Do you ever wonder…what is white balance? And how do I set it? We’ve talked all about getting tack-sharp photos, and how to choose your aperture, but what about white balance? We have a fantastic group over at the Learn Photography with Dena Facebook group, and one member who is always there to help is our moderator Berit! You’ve probably seen Berit’s amazing photos in the group-if you don’t know what I’m talking about, make sure you go check them out-and may have even received some of her invaluable advice.
Well, today she’s going to dive into a question we’ve seen a lot recently…What is white balance? How do I know what to set? And what happens when I set my white balance? So without further ado, I will turn it over to Berit…
How to Choose the Correct White Balance…
So, I often see the question, “what is the right white balance setting for the golden hour?” This should be easy to answer, I thought. If the sun is still up, and there no clouds, ‘daylight’ should be the right setting. If it’s cloudy, then cloudy should be the right setting. Wrong.
To find the right setting in each situation, it is helpful to know what happens in your camera when you change the white balance.
Our human eye, in co-operation with our brain, is so much more sophisticated than our camera. When we look at a white sheet of paper on a desk, lit by a desk lamp only, the paper looks white. However, the camera sensor records exactly the incoming light from the desk lamp that, on a color scale from blue to yellow, is very much on the yellow side (called ‘color temperature,’ measured in Kelvin).
When you use your camera to take a picture of this paper and want the result to be white, the light balance has to be shifted to the blue side. That is what happens when you set the white balance – it shifts the color temperature so that the colors in your picture look genuine to your eye.
The white balance settings of ‘daylight,’ ‘shade,’ ‘cloudy,’ ‘tungsten,’ and ‘fluorescent’ are pre-settings that help you to get a picture straight out of your camera. The colors are true, and not everything bathed in yellow or — even better — all the faces in your group photo turned to a weird shade of purple (indoors with neon light).
AWB stands for automatic white balance. Like every automatic setting, it MAY work, especially in standard situations, but you will never know what it does.
Here are some test series to visualize the shift in the light temperature (settings on each photo)
Partly cloudy day with the sun peeking through:
Indoor situation (my very tidy desk) with daylight (overcast) coming through the windows
Same desk, shades closed and only the desk lamp on
In any other situation, to determine the white balance, you have to look around first: Where does your light come from? Is it daylight, or is it a lamp? If it is daylight, is it filtered (through the clouds, for example) or reflected (as in the shade)? That gives you an idea, where to start.

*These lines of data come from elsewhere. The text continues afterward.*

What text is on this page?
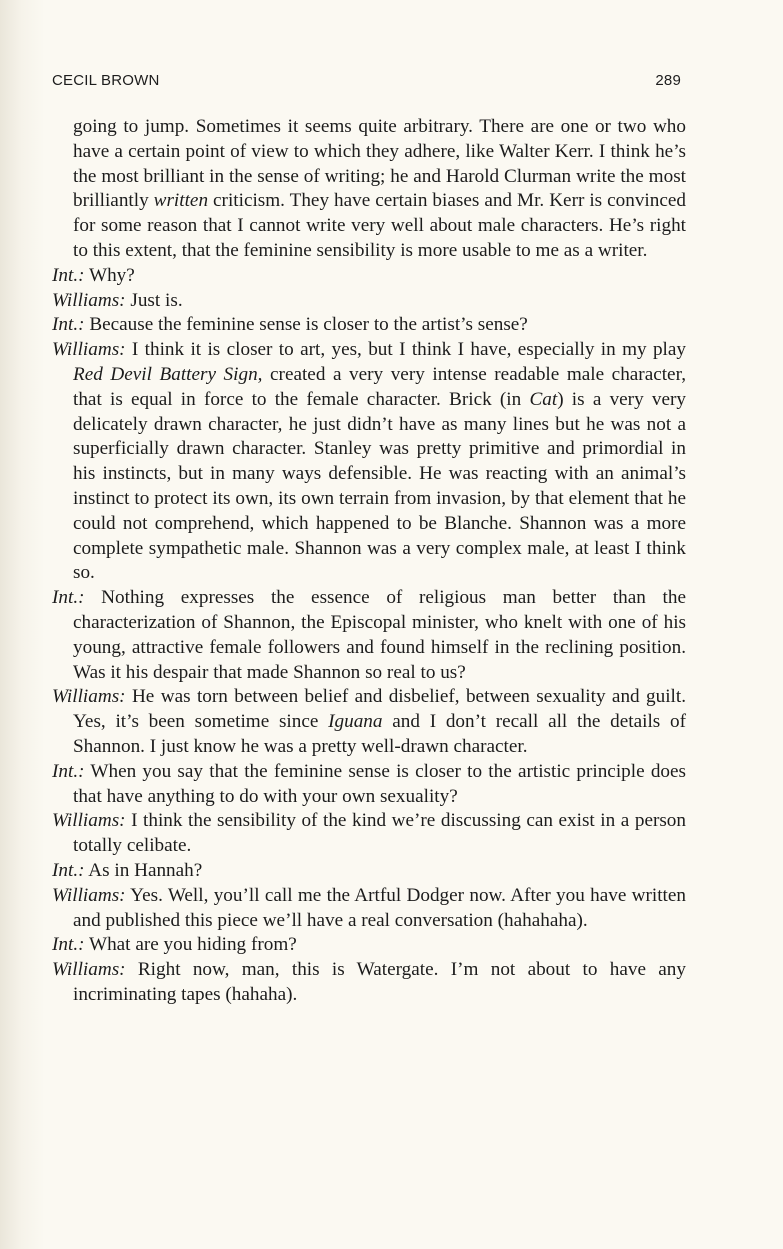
CECIL BROWN	289

going to jump. Sometimes it seems quite arbitrary. There are one or two who have a certain point of view to which they adhere, like Walter Kerr. I think he’s the most brilliant in the sense of writing; he and Harold Clurman write the most brilliantly written criticism. They have certain biases and Mr. Kerr is convinced for some reason that I cannot write very well about male characters. He’s right to this extent, that the feminine sensibility is more usable to me as a writer.

Int.: Why?

Williams: Just is.

Int.: Because the feminine sense is closer to the artist’s sense?

Williams: I think it is closer to art, yes, but I think I have, especially in my play Red Devil Battery Sign, created a very very intense readable male character, that is equal in force to the female character. Brick (in Cat) is a very very delicately drawn character, he just didn’t have as many lines but he was not a superficially drawn character. Stanley was pretty primitive and primordial in his instincts, but in many ways defensible. He was reacting with an animal’s instinct to protect its own, its own terrain from invasion, by that element that he could not comprehend, which happened to be Blanche. Shannon was a more complete sympathetic male. Shannon was a very complex male, at least I think so.

Int.: Nothing expresses the essence of religious man better than the characterization of Shannon, the Episcopal minister, who knelt with one of his young, attractive female followers and found himself in the reclining position. Was it his despair that made Shannon so real to us?

Williams: He was torn between belief and disbelief, between sexuality and guilt. Yes, it’s been sometime since Iguana and I don’t recall all the details of Shannon. I just know he was a pretty well-drawn character.

Int.: When you say that the feminine sense is closer to the artistic principle does that have anything to do with your own sexuality?

Williams: I think the sensibility of the kind we’re discussing can exist in a person totally celibate.

Int.: As in Hannah?

Williams: Yes. Well, you’ll call me the Artful Dodger now. After you have written and published this piece we’ll have a real conversation (hahahaha).

Int.: What are you hiding from?

Williams: Right now, man, this is Watergate. I’m not about to have any incriminating tapes (hahaha).
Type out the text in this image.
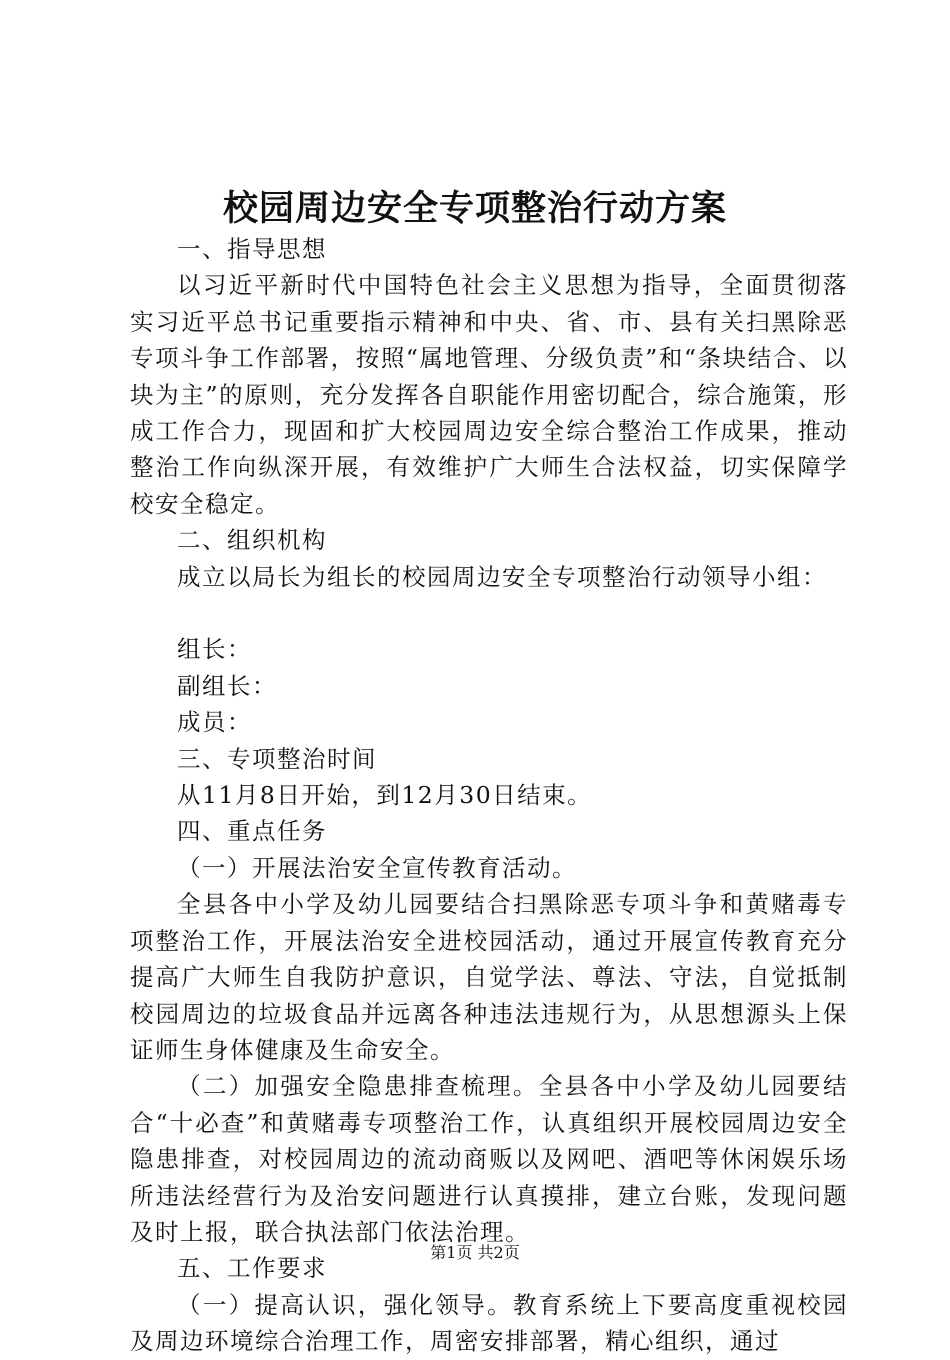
校园周边安全专项整治行动方案

一、指导思想

以习近平新时代中国特色社会主义思想为指导，全面贯彻落实习近平总书记重要指示精神和中央、省、市、县有关扫黑除恶专项斗争工作部署，按照“属地管理、分级负责”和“条块结合、以块为主”的原则，充分发挥各自职能作用密切配合，综合施策，形成工作合力，现固和扩大校园周边安全综合整治工作成果，推动整治工作向纵深开展，有效维护广大师生合法权益，切实保障学校安全稳定。

二、组织机构

成立以局长为组长的校园周边安全专项整治行动领导小组：

组长：

副组长：

成员：

三、专项整治时间

从11月8日开始，到12月30日结束。

四、重点任务

（一）开展法治安全宣传教育活动。

全县各中小学及幼儿园要结合扫黑除恶专项斗争和黄赌毒专项整治工作，开展法治安全进校园活动，通过开展宣传教育充分提高广大师生自我防护意识，自觉学法、尊法、守法，自觉抵制校园周边的垃圾食品并远离各种违法违规行为，从思想源头上保证师生身体健康及生命安全。

（二）加强安全隐患排查梳理。全县各中小学及幼儿园要结合“十必查”和黄赌毒专项整治工作，认真组织开展校园周边安全隐患排查，对校园周边的流动商贩以及网吧、酒吧等休闲娱乐场所违法经营行为及治安问题进行认真摸排，建立台账，发现问题及时上报，联合执法部门依法治理。

五、工作要求

（一）提高认识，强化领导。教育系统上下要高度重视校园及周边环境综合治理工作，周密安排部署，精心组织，通过

第1页 共2页
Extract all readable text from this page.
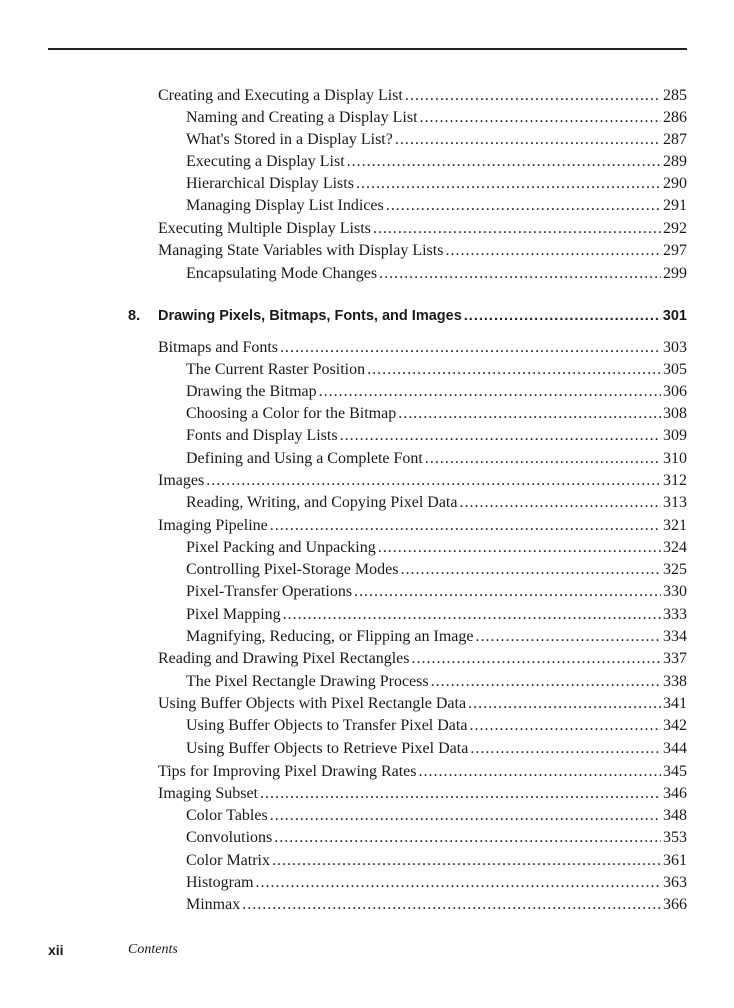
Creating and Executing a Display List .....	285
Naming and Creating a Display List .....	286
What's Stored in a Display List? .....	287
Executing a Display List .....	289
Hierarchical Display Lists .....	290
Managing Display List Indices .....	291
Executing Multiple Display Lists .....	292
Managing State Variables with Display Lists .....	297
Encapsulating Mode Changes .....	299
8. Drawing Pixels, Bitmaps, Fonts, and Images .....	301
Bitmaps and Fonts .....	303
The Current Raster Position .....	305
Drawing the Bitmap .....	306
Choosing a Color for the Bitmap .....	308
Fonts and Display Lists .....	309
Defining and Using a Complete Font .....	310
Images .....	312
Reading, Writing, and Copying Pixel Data .....	313
Imaging Pipeline .....	321
Pixel Packing and Unpacking .....	324
Controlling Pixel-Storage Modes .....	325
Pixel-Transfer Operations .....	330
Pixel Mapping .....	333
Magnifying, Reducing, or Flipping an Image .....	334
Reading and Drawing Pixel Rectangles .....	337
The Pixel Rectangle Drawing Process .....	338
Using Buffer Objects with Pixel Rectangle Data .....	341
Using Buffer Objects to Transfer Pixel Data .....	342
Using Buffer Objects to Retrieve Pixel Data .....	344
Tips for Improving Pixel Drawing Rates .....	345
Imaging Subset .....	346
Color Tables .....	348
Convolutions .....	353
Color Matrix .....	361
Histogram .....	363
Minmax .....	366
xii	Contents
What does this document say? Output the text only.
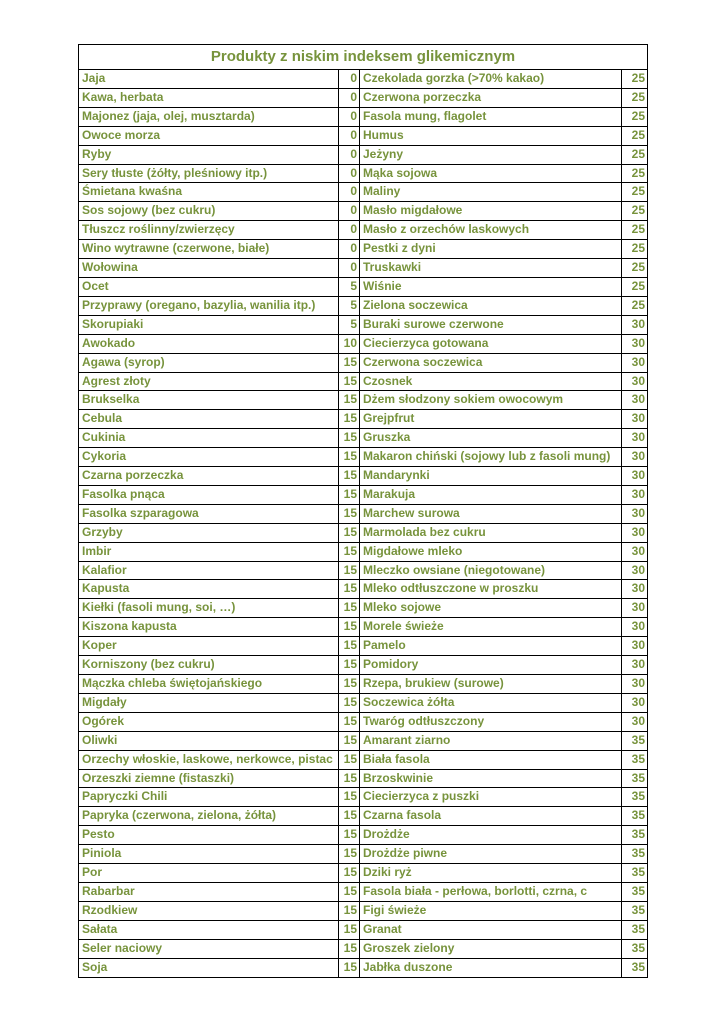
Produkty z niskim indeksem glikemicznym			
Jaja	0	Czekolada gorzka (>70% kakao)	25
Kawa, herbata	0	Czerwona porzeczka	25
Majonez (jaja, olej, musztarda)	0	Fasola mung, flagolet	25
Owoce morza	0	Humus	25
Ryby	0	Jeżyny	25
Sery tłuste (żółty, pleśniowy itp.)	0	Mąka sojowa	25
Śmietana kwaśna	0	Maliny	25
Sos sojowy (bez cukru)	0	Masło migdałowe	25
Tłuszcz roślinny/zwierzęcy	0	Masło z orzechów laskowych	25
Wino wytrawne (czerwone, białe)	0	Pestki z dyni	25
Wołowina	0	Truskawki	25
Ocet	5	Wiśnie	25
Przyprawy (oregano, bazylia, wanilia itp.)	5	Zielona soczewica	25
Skorupiaki	5	Buraki surowe czerwone	30
Awokado	10	Ciecierzyca gotowana	30
Agawa (syrop)	15	Czerwona soczewica	30
Agrest złoty	15	Czosnek	30
Brukselka	15	Dżem słodzony sokiem owocowym	30
Cebula	15	Grejpfrut	30
Cukinia	15	Gruszka	30
Cykoria	15	Makaron chiński (sojowy lub z fasoli mung)	30
Czarna porzeczka	15	Mandarynki	30
Fasolka pnąca	15	Marakuja	30
Fasolka szparagowa	15	Marchew surowa	30
Grzyby	15	Marmolada bez cukru	30
Imbir	15	Migdałowe mleko	30
Kalafior	15	Mleczko owsiane (niegotowane)	30
Kapusta	15	Mleko odtłuszczone w proszku	30
Kiełki (fasoli mung, soi, …)	15	Mleko sojowe	30
Kiszona kapusta	15	Morele świeże	30
Koper	15	Pamelo	30
Korniszony (bez cukru)	15	Pomidory	30
Mączka chleba świętojańskiego	15	Rzepa, brukiew (surowe)	30
Migdały	15	Soczewica żółta	30
Ogórek	15	Twaróg odtłuszczony	30
Oliwki	15	Amarant ziarno	35
Orzechy włoskie, laskowe, nerkowce, pistac	15	Biała fasola	35
Orzeszki ziemne (fistaszki)	15	Brzoskwinie	35
Papryczki Chili	15	Ciecierzyca z puszki	35
Papryka (czerwona, zielona, żółta)	15	Czarna fasola	35
Pesto	15	Drożdże	35
Piniola	15	Drożdże piwne	35
Por	15	Dziki ryż	35
Rabarbar	15	Fasola biała - perłowa, borlotti, czrna, c	35
Rzodkiew	15	Figi świeże	35
Sałata	15	Granat	35
Seler naciowy	15	Groszek zielony	35
Soja	15	Jabłka duszone	35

Coming back to the situation ‘golden hour- the time sixty to ninety minutes before sunset on a sunny day. It is a beautiful time for portraits as the sun is low; just over the horizon; and provides a warm, slightly yellow light. Setting the white balance to ‘daylight’ would equalize this warmth, and you would lose this special atmosphere. Setting it to ‘cloudy’ enhances the warm light and gives your model the golden shine you were aiming for when choosing this time of the day.
When you cannot decide what setting would be the best – try different ones. It’s easy, and it is just one or two more clicks.